A Saint Etienne,
on parle de Cellaïc
sur le Progrès du
vendredi 4 février 2022.

Notre premier café deuil
a eu lieu le 5 février 2022
à la brasserie de Maitre Kanter
à Saint Etienne.

Les échanges
ont été nombreux et de qualité
dans une ambiance chaleureuse.

La fin de vie,
la mort,
le deuil
sont des sujets tabous dans notre société.

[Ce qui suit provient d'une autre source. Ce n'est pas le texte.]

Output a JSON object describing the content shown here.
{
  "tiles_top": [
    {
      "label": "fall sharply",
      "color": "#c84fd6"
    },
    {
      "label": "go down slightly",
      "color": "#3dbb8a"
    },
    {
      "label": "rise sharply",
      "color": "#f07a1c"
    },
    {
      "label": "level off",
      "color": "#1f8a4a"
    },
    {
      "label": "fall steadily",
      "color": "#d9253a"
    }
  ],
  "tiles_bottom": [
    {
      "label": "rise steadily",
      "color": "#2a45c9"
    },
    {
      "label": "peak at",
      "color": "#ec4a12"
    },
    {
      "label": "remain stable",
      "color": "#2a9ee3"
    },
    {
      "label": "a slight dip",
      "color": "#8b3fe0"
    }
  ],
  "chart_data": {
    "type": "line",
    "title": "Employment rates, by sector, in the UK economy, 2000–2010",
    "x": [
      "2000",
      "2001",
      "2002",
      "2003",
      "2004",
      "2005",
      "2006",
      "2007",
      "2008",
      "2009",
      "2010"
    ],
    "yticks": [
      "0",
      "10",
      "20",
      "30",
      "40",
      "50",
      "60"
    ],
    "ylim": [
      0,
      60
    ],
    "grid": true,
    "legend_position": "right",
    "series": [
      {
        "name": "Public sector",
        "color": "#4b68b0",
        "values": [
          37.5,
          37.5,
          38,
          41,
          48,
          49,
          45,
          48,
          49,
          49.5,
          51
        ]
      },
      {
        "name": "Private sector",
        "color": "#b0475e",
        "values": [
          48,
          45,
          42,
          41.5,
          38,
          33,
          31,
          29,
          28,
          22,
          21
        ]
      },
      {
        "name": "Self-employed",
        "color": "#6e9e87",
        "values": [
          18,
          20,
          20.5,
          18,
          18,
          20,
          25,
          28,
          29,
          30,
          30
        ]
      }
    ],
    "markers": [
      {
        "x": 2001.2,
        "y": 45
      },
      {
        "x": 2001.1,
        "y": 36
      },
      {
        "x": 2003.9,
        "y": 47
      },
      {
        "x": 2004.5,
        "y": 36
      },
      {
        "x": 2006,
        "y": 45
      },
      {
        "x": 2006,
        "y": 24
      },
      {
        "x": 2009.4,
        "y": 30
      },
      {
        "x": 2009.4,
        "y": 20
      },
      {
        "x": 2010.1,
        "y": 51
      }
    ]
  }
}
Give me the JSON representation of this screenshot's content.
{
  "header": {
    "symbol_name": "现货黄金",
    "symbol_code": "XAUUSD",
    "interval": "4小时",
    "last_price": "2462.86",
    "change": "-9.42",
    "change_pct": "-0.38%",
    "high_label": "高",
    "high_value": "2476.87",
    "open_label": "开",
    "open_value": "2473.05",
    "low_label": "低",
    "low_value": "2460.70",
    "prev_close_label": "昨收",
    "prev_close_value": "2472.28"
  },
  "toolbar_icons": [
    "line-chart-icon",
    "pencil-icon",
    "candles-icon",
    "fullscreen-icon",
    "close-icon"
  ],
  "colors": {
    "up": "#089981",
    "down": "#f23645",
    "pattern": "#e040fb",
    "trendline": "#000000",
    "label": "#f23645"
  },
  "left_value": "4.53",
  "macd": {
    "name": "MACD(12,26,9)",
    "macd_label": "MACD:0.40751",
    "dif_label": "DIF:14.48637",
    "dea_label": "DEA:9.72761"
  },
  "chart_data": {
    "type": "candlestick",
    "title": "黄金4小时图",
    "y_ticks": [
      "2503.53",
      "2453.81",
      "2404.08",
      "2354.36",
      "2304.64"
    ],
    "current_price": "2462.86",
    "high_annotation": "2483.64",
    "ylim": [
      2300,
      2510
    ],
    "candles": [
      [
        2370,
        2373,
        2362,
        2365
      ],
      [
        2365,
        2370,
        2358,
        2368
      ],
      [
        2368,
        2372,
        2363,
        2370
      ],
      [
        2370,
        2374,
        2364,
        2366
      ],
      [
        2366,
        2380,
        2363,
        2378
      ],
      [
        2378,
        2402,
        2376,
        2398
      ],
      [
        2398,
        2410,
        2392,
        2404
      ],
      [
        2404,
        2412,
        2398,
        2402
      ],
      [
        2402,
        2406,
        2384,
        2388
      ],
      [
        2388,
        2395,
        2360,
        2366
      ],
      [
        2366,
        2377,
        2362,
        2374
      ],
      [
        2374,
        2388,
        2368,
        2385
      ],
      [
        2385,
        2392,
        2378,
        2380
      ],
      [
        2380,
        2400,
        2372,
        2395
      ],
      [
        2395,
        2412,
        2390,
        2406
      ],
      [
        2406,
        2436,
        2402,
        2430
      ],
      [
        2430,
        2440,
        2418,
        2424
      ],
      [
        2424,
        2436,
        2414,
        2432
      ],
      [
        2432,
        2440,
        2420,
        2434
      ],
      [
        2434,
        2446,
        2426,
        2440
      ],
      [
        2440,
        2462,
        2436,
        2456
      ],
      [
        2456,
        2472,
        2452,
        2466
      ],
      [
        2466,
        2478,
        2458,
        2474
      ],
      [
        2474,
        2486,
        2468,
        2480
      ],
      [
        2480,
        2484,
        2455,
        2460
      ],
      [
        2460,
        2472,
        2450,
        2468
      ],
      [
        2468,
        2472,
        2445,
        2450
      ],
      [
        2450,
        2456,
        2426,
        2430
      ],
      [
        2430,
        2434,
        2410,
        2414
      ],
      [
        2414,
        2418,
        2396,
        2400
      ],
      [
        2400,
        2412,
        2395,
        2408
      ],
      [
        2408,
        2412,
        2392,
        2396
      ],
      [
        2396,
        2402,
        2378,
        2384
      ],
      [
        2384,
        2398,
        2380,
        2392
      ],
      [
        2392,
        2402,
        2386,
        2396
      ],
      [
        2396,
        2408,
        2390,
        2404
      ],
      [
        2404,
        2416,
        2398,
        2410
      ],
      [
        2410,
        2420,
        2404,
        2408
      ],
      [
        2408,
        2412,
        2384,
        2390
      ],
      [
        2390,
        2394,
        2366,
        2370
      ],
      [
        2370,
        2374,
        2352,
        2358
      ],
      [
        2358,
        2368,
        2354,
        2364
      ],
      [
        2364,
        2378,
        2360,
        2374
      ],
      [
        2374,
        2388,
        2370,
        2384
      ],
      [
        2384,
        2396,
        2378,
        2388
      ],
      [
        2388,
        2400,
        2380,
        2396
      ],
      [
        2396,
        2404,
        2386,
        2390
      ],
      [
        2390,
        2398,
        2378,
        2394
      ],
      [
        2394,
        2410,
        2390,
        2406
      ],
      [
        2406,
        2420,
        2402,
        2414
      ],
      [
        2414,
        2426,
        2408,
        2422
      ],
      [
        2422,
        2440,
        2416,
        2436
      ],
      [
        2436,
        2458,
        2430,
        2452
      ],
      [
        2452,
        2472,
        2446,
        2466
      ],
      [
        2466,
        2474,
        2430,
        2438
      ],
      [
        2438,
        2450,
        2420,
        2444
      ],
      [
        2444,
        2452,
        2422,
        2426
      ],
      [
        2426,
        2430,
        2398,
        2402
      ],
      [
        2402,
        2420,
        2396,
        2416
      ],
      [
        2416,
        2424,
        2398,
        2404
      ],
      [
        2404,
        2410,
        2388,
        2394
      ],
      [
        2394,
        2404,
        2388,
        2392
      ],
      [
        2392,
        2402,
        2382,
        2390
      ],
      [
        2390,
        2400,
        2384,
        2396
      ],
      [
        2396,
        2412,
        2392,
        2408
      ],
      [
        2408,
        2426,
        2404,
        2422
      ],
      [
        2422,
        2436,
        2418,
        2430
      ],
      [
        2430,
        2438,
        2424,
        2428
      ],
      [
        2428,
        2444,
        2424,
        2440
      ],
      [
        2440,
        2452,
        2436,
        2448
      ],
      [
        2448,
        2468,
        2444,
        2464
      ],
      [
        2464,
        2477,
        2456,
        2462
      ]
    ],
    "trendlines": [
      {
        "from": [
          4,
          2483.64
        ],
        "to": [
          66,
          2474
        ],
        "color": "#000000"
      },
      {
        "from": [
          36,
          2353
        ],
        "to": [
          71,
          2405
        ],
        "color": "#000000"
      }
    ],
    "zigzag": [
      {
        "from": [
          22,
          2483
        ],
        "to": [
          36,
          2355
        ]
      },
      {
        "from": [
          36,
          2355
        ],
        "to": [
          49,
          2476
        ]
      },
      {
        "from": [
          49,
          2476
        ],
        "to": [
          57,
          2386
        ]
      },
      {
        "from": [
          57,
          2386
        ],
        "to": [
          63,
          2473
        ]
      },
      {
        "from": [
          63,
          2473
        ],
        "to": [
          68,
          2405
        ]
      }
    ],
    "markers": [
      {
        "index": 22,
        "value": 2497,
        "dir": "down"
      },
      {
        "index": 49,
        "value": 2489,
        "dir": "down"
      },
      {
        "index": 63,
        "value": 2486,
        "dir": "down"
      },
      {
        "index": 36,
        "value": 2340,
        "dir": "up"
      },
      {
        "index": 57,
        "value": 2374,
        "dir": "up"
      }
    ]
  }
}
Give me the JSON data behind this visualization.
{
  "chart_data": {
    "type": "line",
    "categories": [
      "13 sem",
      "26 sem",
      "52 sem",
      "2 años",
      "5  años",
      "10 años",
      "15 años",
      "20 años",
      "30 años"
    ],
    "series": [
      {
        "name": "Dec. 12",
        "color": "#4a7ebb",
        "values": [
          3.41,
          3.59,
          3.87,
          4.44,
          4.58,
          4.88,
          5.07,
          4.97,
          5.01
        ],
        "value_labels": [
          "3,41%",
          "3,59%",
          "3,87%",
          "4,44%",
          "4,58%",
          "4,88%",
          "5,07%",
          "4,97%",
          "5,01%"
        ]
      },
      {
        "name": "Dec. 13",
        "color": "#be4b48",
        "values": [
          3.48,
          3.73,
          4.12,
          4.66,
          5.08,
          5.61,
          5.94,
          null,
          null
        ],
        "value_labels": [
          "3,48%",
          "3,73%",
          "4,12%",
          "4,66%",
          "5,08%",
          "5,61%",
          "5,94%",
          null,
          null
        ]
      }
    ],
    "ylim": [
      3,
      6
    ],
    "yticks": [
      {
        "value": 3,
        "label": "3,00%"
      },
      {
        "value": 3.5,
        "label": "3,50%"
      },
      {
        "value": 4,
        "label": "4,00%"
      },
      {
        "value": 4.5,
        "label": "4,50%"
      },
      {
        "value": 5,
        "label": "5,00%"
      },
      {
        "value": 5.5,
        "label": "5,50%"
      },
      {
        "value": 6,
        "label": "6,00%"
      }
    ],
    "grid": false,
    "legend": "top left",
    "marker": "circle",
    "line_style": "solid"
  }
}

On en parle un peu entre amis, dans des associations,
des groupes de parole.
On se dit :
« Je ne veux pas en parler »,
« Pourquoi en parler, ça ne va pas changer les choses »
Et pourtant, le besoin d’en parler est là !
Et ne pas en parler est une douleur !

Un café deuil ?
Pourquoi ?

Dans les mois à venir …

Nous organiserons
d’autres cafés deuil .
Tenez vous informés !


Un « café deuil ?

Quelle idée !
Pour quoi faire ?

Pour oser parler,
Pour oser écouter parler du deuil.
Qu’il s’agisse de la mort d’un proche, ou de toute autre perte douloureuse, séparation, maladie.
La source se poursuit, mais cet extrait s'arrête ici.